CRISPR/Cas9-based genetic correction for recessive dystrophic epidermolysis bullosa
Authors
Beau R Webber, Mark J Osborn, Amber N McElroy, Kirk Twaroski, Cara-lin Lonetree, Anthony P DeFeo, Lily Xia, Cindy Eide, Christopher J Lees, Ron T McElmurry, Megan J Riddle, Chong Jai Kim, Dharmeshkumar D Patel, Bruce R Blazar and Jakub Tolar
Institution
Department of Pediatrics, Division of Blood and Marrow Transplantation, University of Minnesota
Country
United States
Year
2016
Journal
Nature – Regenerative Medicine
Abstract
Recessive dystrophic epidermolysis bullosa (RDEB) is a severe disorder caused by mutations to the COL7A1 gene that deactivate
production of a structural protein essential for skin integrity. Haematopoietic cell transplantation can ameliorate some of the
symptoms; however, significant side effects from the allogeneic transplant procedure can occur and unresponsive areas of
blistering persist. Therefore, we employed genome editing in patient-derived cells to create an autologous platform for
multilineage engineering of therapeutic cell types. The clustered regularly interspaced palindromic repeats (CRISPR)/Cas9 system
facilitated correction of an RDEB-causing COL7A1 mutation in primary fibroblasts that were then used to derive induced pluripotent
stem cells (iPSCs). The resulting iPSCs were subsequently re-differentiated into keratinocytes, mesenchymal stem cells (MSCs) and
haematopoietic progenitor cells using defined differentiation strategies. Gene-corrected keratinocytes exhibited characteristic
epithelial morphology and expressed keratinocyte-specific genes and transcription factors. iPSC-derived MSCs exhibited a spindle
morphology and expression of CD73, CD90 and CD105 with the ability to undergo adipogenic, chondrogenic and osteogenic
differentiation in vitro in a manner indistinguishable from bone marrow-derived MSCs.
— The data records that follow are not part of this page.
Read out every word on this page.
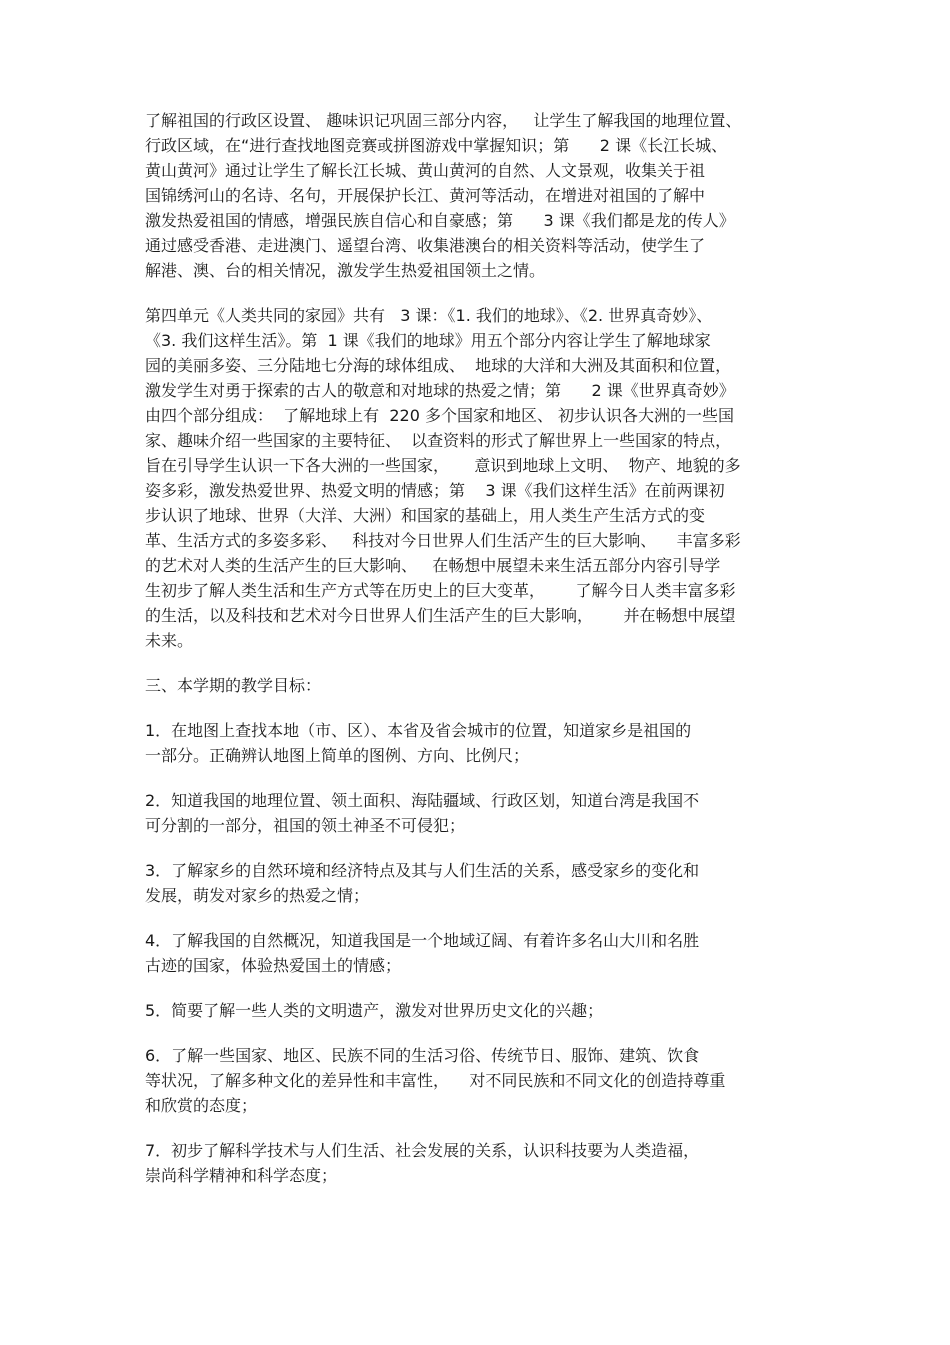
了解祖国的行政区设置、 趣味识记巩固三部分内容，   让学生了解我国的地理位置、
行政区域，在“进行查找地图竞赛或拼图游戏中掌握知识；第      2 课《长江长城、
黄山黄河》通过让学生了解长江长城、黄山黄河的自然、人文景观，收集关于祖
国锦绣河山的名诗、名句，开展保护长江、黄河等活动，在增进对祖国的了解中
激发热爱祖国的情感，增强民族自信心和自豪感；第      3 课《我们都是龙的传人》
通过感受香港、走进澳门、遥望台湾、收集港澳台的相关资料等活动，使学生了
解港、澳、台的相关情况，激发学生热爱祖国领土之情。

第四单元《人类共同的家园》共有   3 课：《1. 我们的地球》、《2. 世界真奇妙》、
《3. 我们这样生活》。第  1 课《我们的地球》用五个部分内容让学生了解地球家
园的美丽多姿、三分陆地七分海的球体组成、  地球的大洋和大洲及其面积和位置，
激发学生对勇于探索的古人的敬意和对地球的热爱之情；第      2 课《世界真奇妙》
由四个部分组成：  了解地球上有  220 多个国家和地区、 初步认识各大洲的一些国
家、趣味介绍一些国家的主要特征、  以查资料的形式了解世界上一些国家的特点，
旨在引导学生认识一下各大洲的一些国家，     意识到地球上文明、  物产、地貌的多
姿多彩，激发热爱世界、热爱文明的情感；第    3 课《我们这样生活》在前两课初
步认识了地球、世界（大洋、大洲）和国家的基础上，用人类生产生活方式的变
革、生活方式的多姿多彩、   科技对今日世界人们生活产生的巨大影响、    丰富多彩
的艺术对人类的生活产生的巨大影响、   在畅想中展望未来生活五部分内容引导学
生初步了解人类生活和生产方式等在历史上的巨大变革，      了解今日人类丰富多彩
的生活，以及科技和艺术对今日世界人们生活产生的巨大影响，      并在畅想中展望
未来。

三、本学期的教学目标：

1．在地图上查找本地（市、区）、本省及省会城市的位置，知道家乡是祖国的
一部分。正确辨认地图上简单的图例、方向、比例尺；

2．知道我国的地理位置、领土面积、海陆疆域、行政区划，知道台湾是我国不
可分割的一部分，祖国的领土神圣不可侵犯；

3．了解家乡的自然环境和经济特点及其与人们生活的关系，感受家乡的变化和
发展，萌发对家乡的热爱之情；

4．了解我国的自然概况，知道我国是一个地域辽阔、有着许多名山大川和名胜
古迹的国家，体验热爱国土的情感；

5．简要了解一些人类的文明遗产，激发对世界历史文化的兴趣；

6．了解一些国家、地区、民族不同的生活习俗、传统节日、服饰、建筑、饮食
等状况，了解多种文化的差异性和丰富性，    对不同民族和不同文化的创造持尊重
和欣赏的态度；

7．初步了解科学技术与人们生活、社会发展的关系，认识科技要为人类造福，
崇尚科学精神和科学态度；
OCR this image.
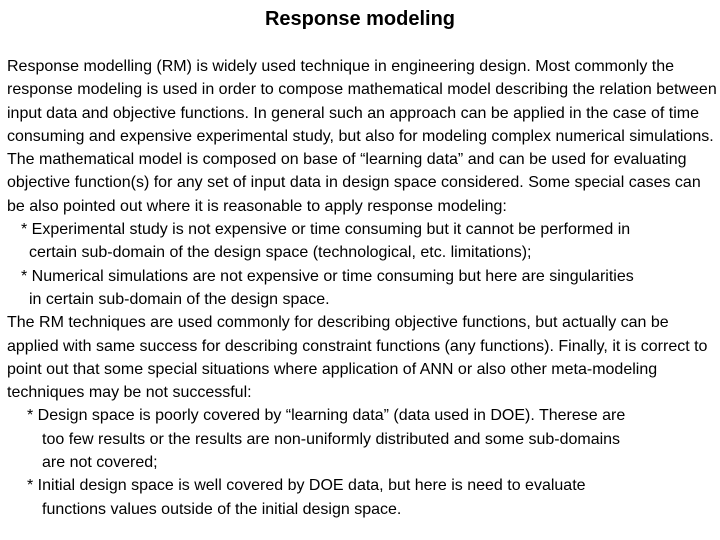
Response modeling

Response modelling (RM) is widely used technique in engineering design. Most commonly the response modeling is used in order to compose mathematical model describing the relation between input data and objective functions. In general such an approach can be applied in the case of time consuming and expensive experimental study, but also for modeling complex numerical simulations. The mathematical model is composed on base of “learning data” and can be used for evaluating objective function(s) for any set of input data in design space considered. Some special cases can be also pointed out where it is reasonable to apply response modeling:

* Experimental study is not expensive or time consuming but it cannot be performed in
certain sub-domain of the design space (technological, etc. limitations);
* Numerical simulations are not expensive or time consuming but here are singularities
in certain sub-domain of the design space.

The RM techniques are used commonly for describing objective functions, but actually can be applied with same success for describing constraint functions (any functions). Finally, it is correct to point out that some special situations where application of ANN or also other meta-modeling techniques may be not successful:

* Design space is poorly covered by “learning data” (data used in DOE). Therese are
too few results or the results are non-uniformly distributed and some sub-domains
are not covered;
* Initial design space is well covered by DOE data, but here is need to evaluate
functions values outside of the initial design space.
Finally, we used a vascular induction strategy
to generate potent definitive haematopoietic progenitors capable of multilineage differentiation in methylcellulose-based assays. In
totality, we have shown that CRISPR/Cas9 is an adaptable gene-editing strategy that can be coupled with iPSC technology to
produce multiple gene-corrected autologous cell types with therapeutic potential for RDEB.